Abstract
The association between thyroid function and depression is controversial. Both conditions express many similar symptoms, but the studies done give conflicting results. This study draws on a random, population-based sample of 4500 subjects aged 45–75 years old from Finland. The basic clinical study was done in 2007 for 1396 men and 1500 women (64% participation rate). Thyroid stimulating hormone (TSH), free thyroxine (F-T4), and free triiodothyronine (F-T3) were measured in 2013 from frozen samples. The 21-item Beck Depression Inventory (BDI-21) was applied to assess depressive symptoms (score ≥10 points). The prevalence of depressive symptoms was 17.5% in women and 12.5% in men. In women, the mean levels of TSH, F-T4, and F-T3 without depressive symptoms vs. with the presence of depressive symptoms were 1.92/1.97 mU/L, 13.1/13.1 pmol/L, and 3.91/3.87 pmol/L (NS), respectively. In men, the levels were 1.87/1.94 mU/L, 13.5/13.7 pmol/L, and 4.18/4.12 pmol/L (NS), respectively. In multiple regression analysis, TSH had no relationship to BDI-21 total score. We found no association between depressive symptoms and thyroid values.

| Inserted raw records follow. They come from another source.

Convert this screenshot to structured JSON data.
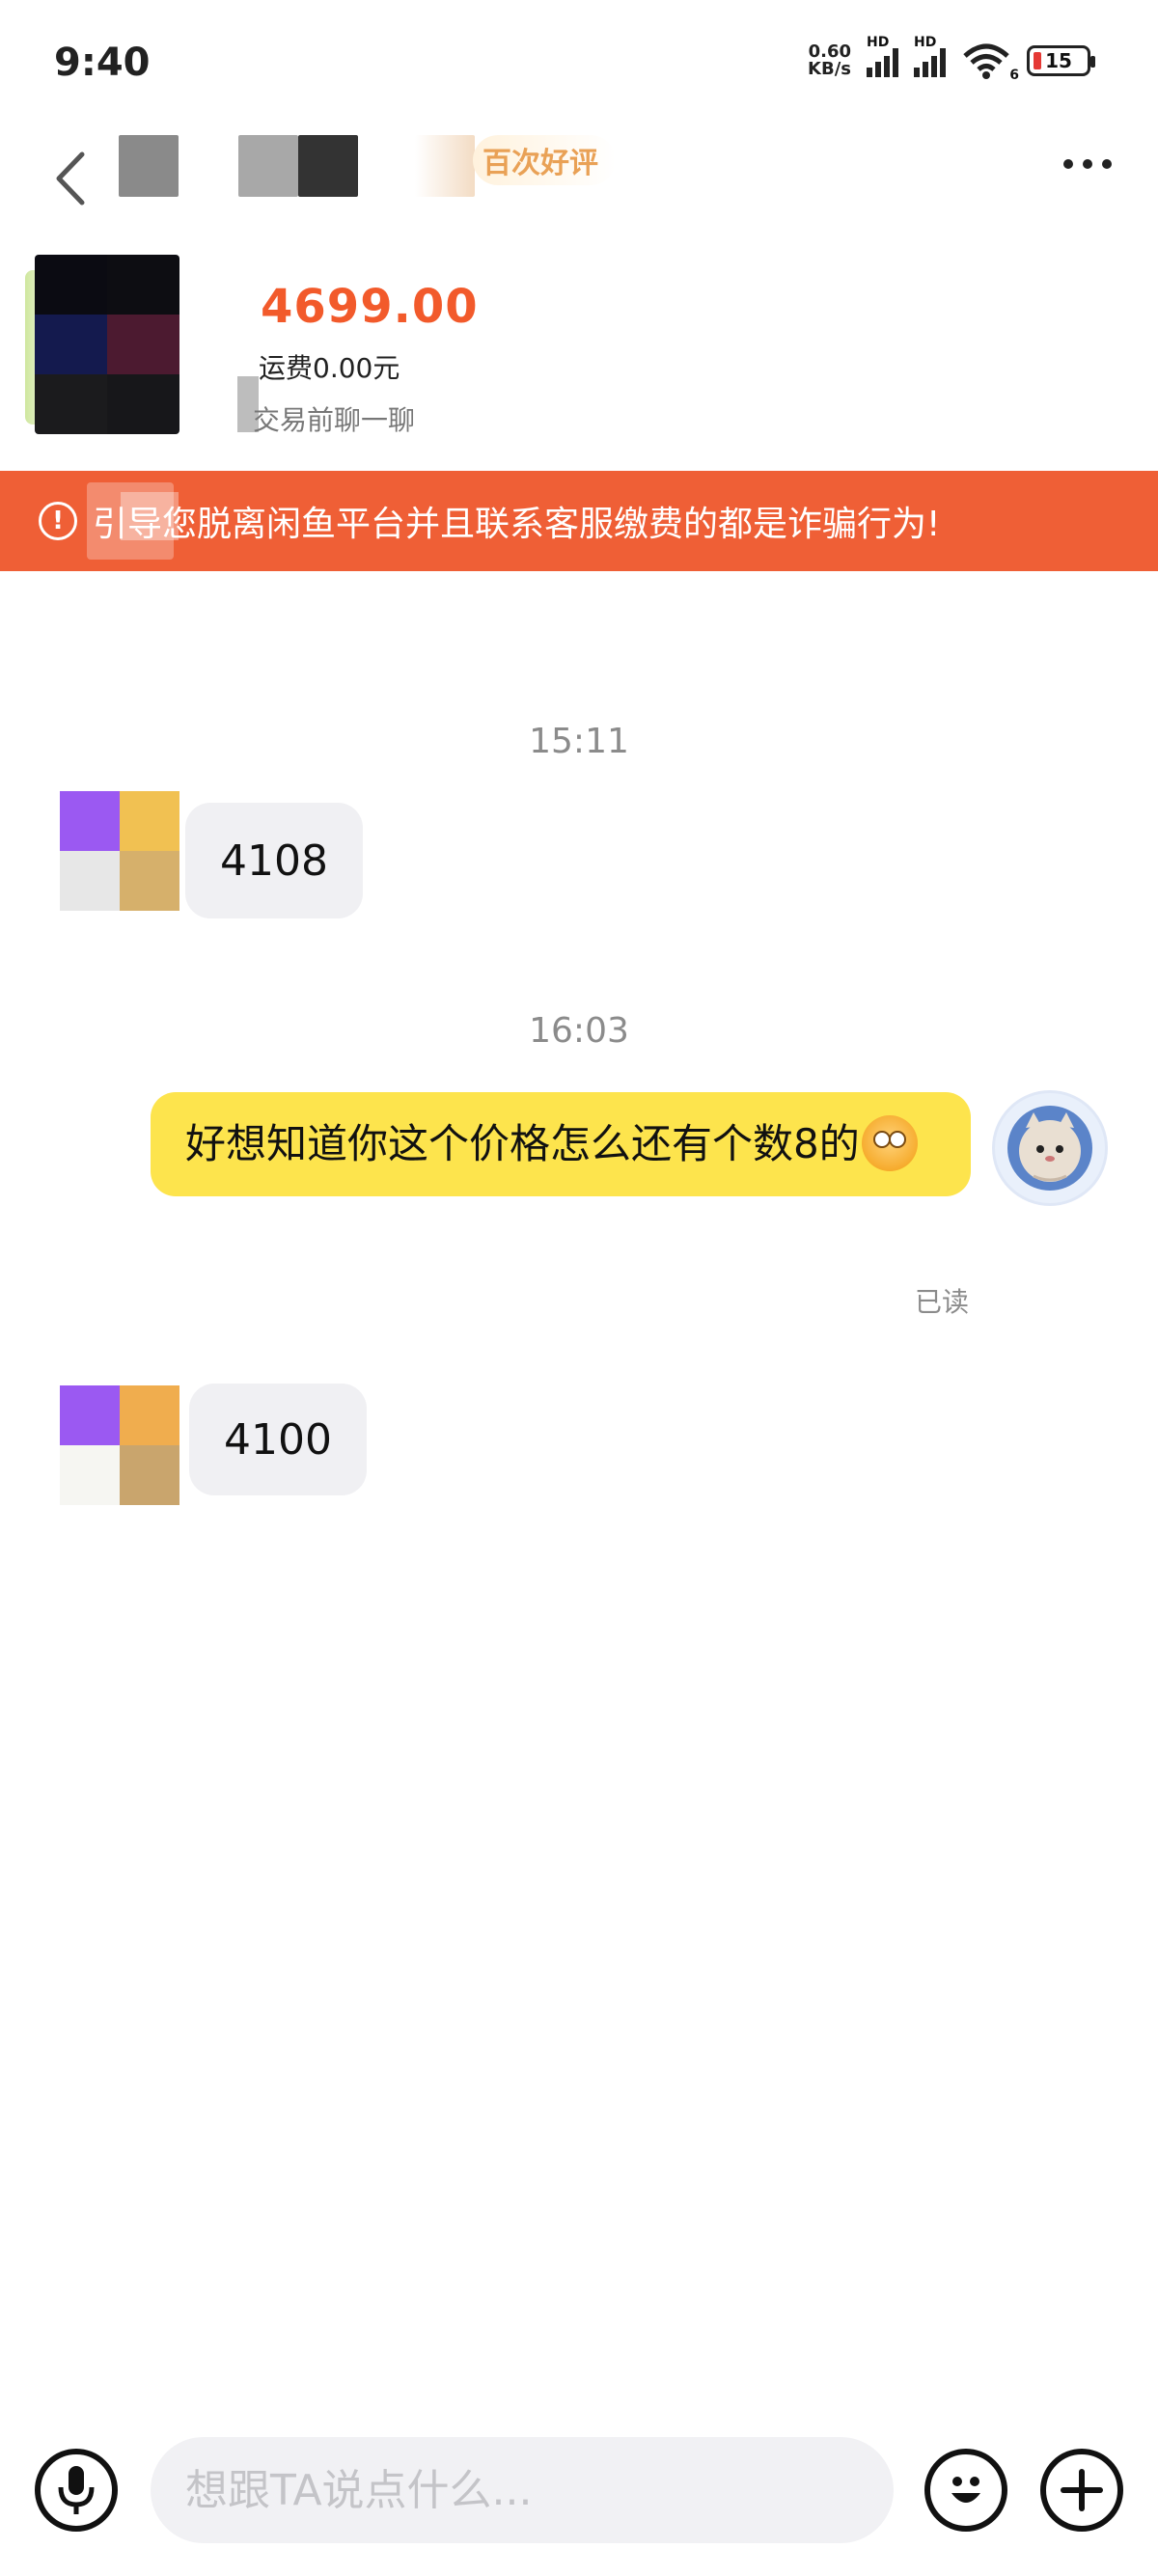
{
  "status_bar": {
    "time": "9:40",
    "net_speed_value": "0.60",
    "net_speed_unit": "KB/s",
    "signal_label": "HD",
    "wifi_badge": "6",
    "battery_level": "15"
  },
  "header": {
    "badge_text": "百次好评"
  },
  "product": {
    "price": "4699.00",
    "shipping": "运费0.00元",
    "chat_hint": "交易前聊一聊"
  },
  "warning": {
    "text": "引导您脱离闲鱼平台并且联系客服缴费的都是诈骗行为!"
  },
  "messages": [
    {
      "type": "timestamp",
      "text": "15:11"
    },
    {
      "type": "received",
      "text": "4108"
    },
    {
      "type": "timestamp",
      "text": "16:03"
    },
    {
      "type": "sent",
      "text": "好想知道你这个价格怎么还有个数8的",
      "status": "已读"
    },
    {
      "type": "received",
      "text": "4100"
    }
  ],
  "input": {
    "placeholder": "想跟TA说点什么..."
  },
  "colors": {
    "accent_orange": "#ef5f36",
    "price": "#f25a2b",
    "sent_bubble": "#fde44d",
    "received_bubble": "#f0f0f3"
  }
}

Keywords: depressive symptoms, BDI-21, thyroid, population based
Introduction
The association between depression and thyroid function, especially hypothyroidism, is controversial. The idea of association comes from similarity of symptoms between severely depressed and hypothyroid patients, the therapeutic use of thyroid hormones in the management of depression, and the apparent abnormalities in the hypothalamic–pituitary–thyroid axis of subjects with depression.1
The many studies in this area give conflicting results. The larger studies have shown either no effect or an inverse relationship between thyroid function and mood.1 The largest study so far is the Norwegian HUNT study.2 The investigators found no association between depression, self-reported using the Hospital Anxiety and Depression Scale (HADS), and thyroid dysfunction in 30,589 individuals aged 40–89 years. The same group also analyzed the connections between thyroid autoimmunity, depression, and anxiety, finding no associations.3 A health database study from Taiwan of 1,000,000 random subjects found a higher prevalence (1.20% vs. 0.30%) and a higher annual incidence (0.40% vs. 0.13%) of hypothyroidism in patients with major depressive disorder than in the general population. The annual incidence of hyperthyroidism was also higher in patients with depression than in the general population (0.72% vs. 0.32%, risk ratio 2.06). The correlation was especially pronounced in the female subjects.4
Our aim was to study the relationship of thyroid function and depressive symptoms, measured with the 21-item Beck Depression Inventory (BDI-21),5 in this rather large Finnish adult population, because the results of previous studies are conflicting in various populations.
Materials and Methods
Study population
The FIN-D2D survey was carried out in the hospital districts of Pirkanmaa, the Southern Ostrobothnia, and Central Finland between October and December 2007.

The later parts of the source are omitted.